Corn and Avocado Ceviche

I think I’ve discovered my new favourite thing to do with pollock: turn it into ceviche.

Pollock is all the rage at the moment as a sustainable alternative to cod. I got into pollock thanks to Rosalind Rathouse at Cookery School who uses it to make beautiful fish cakes and goujons (fish fingers for grown-ups). Her Fish and Shellfish class futher taught me how amazing poached pollack works with black butter sauce (but what wouldn’t be good with black butter sauce?).

Pollock is relatively inexpensive compared to most fish, but also, relatively flavourless. This makes pollock a good candidate for high flavour preparations like curries, fish tacos and, as I discovered this week, ceviche.

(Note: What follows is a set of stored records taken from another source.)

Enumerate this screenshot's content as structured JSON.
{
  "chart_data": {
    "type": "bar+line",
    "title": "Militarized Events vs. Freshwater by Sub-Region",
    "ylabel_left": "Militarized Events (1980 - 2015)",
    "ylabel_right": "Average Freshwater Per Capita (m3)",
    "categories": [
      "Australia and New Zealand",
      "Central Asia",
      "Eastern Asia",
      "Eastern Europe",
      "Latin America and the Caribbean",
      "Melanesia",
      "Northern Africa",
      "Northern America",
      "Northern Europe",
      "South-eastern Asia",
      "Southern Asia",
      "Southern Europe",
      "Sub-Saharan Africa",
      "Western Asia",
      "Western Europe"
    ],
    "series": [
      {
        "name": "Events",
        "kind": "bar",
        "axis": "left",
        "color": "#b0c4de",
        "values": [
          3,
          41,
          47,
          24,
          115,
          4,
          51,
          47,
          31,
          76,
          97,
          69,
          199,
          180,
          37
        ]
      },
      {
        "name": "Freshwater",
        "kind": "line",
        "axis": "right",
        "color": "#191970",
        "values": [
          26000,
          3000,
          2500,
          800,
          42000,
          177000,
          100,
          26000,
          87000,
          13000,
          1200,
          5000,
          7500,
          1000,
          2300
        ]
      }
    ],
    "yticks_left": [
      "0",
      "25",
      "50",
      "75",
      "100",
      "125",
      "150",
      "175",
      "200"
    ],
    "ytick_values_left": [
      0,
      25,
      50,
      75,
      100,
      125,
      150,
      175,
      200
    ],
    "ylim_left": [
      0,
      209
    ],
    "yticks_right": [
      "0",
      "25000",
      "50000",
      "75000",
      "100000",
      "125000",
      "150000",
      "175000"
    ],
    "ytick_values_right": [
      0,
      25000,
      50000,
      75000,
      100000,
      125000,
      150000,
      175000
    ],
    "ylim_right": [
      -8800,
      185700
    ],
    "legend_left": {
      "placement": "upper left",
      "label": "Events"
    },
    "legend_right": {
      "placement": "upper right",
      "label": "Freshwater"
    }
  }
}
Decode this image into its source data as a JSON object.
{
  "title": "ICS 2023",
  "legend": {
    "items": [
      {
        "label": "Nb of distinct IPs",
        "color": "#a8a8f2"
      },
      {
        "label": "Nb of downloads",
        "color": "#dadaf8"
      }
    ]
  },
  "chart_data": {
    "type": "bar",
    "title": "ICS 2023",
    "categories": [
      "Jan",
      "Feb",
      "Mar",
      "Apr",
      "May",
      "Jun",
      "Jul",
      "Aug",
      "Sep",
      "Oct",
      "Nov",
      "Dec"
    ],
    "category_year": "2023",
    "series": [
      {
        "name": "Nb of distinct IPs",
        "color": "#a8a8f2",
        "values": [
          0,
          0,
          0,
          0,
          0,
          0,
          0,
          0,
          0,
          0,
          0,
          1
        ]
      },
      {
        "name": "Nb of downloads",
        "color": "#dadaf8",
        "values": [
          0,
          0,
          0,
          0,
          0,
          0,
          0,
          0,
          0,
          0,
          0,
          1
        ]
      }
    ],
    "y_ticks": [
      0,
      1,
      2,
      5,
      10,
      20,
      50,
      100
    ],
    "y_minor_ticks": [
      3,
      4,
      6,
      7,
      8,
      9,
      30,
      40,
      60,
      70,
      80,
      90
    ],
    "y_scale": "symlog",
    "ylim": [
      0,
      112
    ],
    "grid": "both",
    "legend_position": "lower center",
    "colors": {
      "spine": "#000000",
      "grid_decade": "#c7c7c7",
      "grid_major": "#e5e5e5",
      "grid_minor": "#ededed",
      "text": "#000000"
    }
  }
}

Ceviche is interesting – it’s an ancient method of preparing fish originating from South America where the fish gets diced and “cooked” by letting it marinate in citrus juice or other acidic liquid. Although no heat is applied, the fish obtains the colour and texture of cooked fish thanks to the interaction of acid in the citrus and protein in fish. To quote McGee, “the high acidity denatures and coagulates the proteins in the muscle tissue, so that the gel-like translucent tissue becomes opague and firm: but more delicately than it does when heated.”

Yotam Ottolenghi has a recipe for smoked corn and avocado ceviche using sea bass, one of my most favourite fish but also one I reserve for “special occasions”. Wild sea bass (the good stuff), is expensive, and when I have it, I like to cook it simply so I can really enjoy the flavour of the fish, not hide it in lime juice and spices.

Instead, I made his ceviche recipe with pollock, and I think it’s up there with one of the best fish dishes I’ve ever made. I served the ceviche on a crispy corn tortilla (which I achieved by heating a corn tortilla on an oiled frying pan until it was browned on both sides), with a dollop of fresh wasabi I recently acquired from The Wasabi Company. Total win.